La camarera, una rumana rubia comedida y tímida, servía ya el segundo plato. Las chuletilla recientes y bien asadas y el solomillo despedía un olor que presagiaba un sabor exquisito. Unas setas revoloteaban sobre el color marrón de la salsa.

--Huele bien tu salsa.

--Prueba si quieres –ofreció Paula Marta.

--No, gracias, tú también hueles muy bien.

--Pues prueba también, pero antes dame alguna pista, convénceme, véndeme el reportaje.

--¡Eh, eh, hermosa, que ya no eres la redactora jefe ni yo te quiero colocar nada, ni estoy para juegos malabares. Soy viejo y pellejo y hay cosas que ya no ejerzo: ni el periodismo y la carne cruda. Mi tiempo de ligar y discutir con esos personajes a los que había que ofrecer cinco temas para que dijeran que no a cuatro, ya ha pasado. Yo sólo tomo notas en libretillas y si acaso, acribo impresiones personales, ¡pero muy personales! en mi blog que ahí sí me he modernizado.

--Ya te leo. Escribes muy bien y dispones de una serie de fans que siempre apostillan tus estrambóticos comentarios tan bien contados.

--Pero de esto, como habrás podido observar, no he escrito ni una sola palabra.

--Ya lo he notado.

--Mira: el sábado toca en Segundo jazz Rafael Serrano y Miguel Rodríguez, a quien tú conoces muy bien desde hace años. Apareces por allí a eso de las doce de la noche y te llevas a Joaquín Amestoy con el pretexto de hacer unas fotos a los músicos. Como yo estaré allí, propicio el encuentro y te presento a toda la fauna.

--Dime al menos quienes van a estar allí.

--No lo sé con certeza pero te adelanto caracteres.

--Ya. La novela.

--Bueno, pues la novela. Sabes perfectamente que cada reportaje lleva tras sí otro reportaje y en cada novela de puede contar el revés de la trama.

--Cuéntame, a ver –rió concesiva Paula Marta.

-- Por de pronto los músicos: conozco a Rafa Serrano y tú a Miguel Rodríguez, dos grandes del jazz español, aunque todavía jóvenes y posiblemente también toque Chema Saez. Sólo por escucharles merece la pena.

--Hasta ahí bien.

--Un profesor del instituto Complutense, prendado de los efluvios de las bragas rusas.

--Suena erótico.

--Te podría contar más cosas, pero no procede.

--Sigue.

--Tres maestras: una letona, otra exiliada en España y una tercera que viene con los niños. Las tres hablan perfectamente español y estudiaron juntas.
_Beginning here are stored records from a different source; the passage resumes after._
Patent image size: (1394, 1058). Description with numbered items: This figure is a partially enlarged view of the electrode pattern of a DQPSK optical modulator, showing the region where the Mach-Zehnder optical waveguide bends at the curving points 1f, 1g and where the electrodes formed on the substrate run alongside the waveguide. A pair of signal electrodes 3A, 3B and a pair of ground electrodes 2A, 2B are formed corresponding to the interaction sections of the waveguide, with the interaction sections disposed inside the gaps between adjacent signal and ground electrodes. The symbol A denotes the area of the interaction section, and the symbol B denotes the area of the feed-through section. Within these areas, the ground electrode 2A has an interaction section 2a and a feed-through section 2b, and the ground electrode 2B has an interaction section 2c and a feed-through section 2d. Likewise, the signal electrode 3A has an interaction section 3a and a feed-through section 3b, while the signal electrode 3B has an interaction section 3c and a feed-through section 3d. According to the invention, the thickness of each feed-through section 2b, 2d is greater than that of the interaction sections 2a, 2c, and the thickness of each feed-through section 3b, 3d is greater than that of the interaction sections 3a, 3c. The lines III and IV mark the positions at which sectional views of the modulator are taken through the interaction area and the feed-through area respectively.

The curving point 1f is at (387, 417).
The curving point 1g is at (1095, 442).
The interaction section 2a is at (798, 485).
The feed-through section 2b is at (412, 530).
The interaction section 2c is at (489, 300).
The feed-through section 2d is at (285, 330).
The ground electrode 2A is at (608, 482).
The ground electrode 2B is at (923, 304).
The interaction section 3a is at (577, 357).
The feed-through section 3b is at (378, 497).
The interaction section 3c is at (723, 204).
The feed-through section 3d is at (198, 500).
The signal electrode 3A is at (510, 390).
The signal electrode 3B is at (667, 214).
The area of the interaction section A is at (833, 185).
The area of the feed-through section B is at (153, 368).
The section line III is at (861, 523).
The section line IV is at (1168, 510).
De una se dice que le tiró los tejos el antiguo KGB.

--¡Marchando una de espías! – soltó la carcajada Paula Marta.

--¡Ríete, ríete!, pero por ahí van los tiros. La exiliada vino con niños de acogida y no volvió. Se quedó. Se lió con tío que se dedica a los seguros.

--Los personajes al menos son variados y propios de John Lecarré.

--O de Sergiusz Piasecki.

--¿Y ese quien es?

--Un escritor bielorruso de novelas de intriga y miseria que he descubierto esta mañana.

--¡Qué barbaridad es que cuando te metes en un tema, te metes a fondo!

--Pero no pienso escribir ni una línea. El sábado por la noche es un buen momento para que conozcas a esta pléyade. Y falta una cuarta rusa: Elena, una química que también se ha exiliado apoyada por una familia de ingenieros que hace caridad cristiana.

--Si me desenredo pronto del cierre, voy.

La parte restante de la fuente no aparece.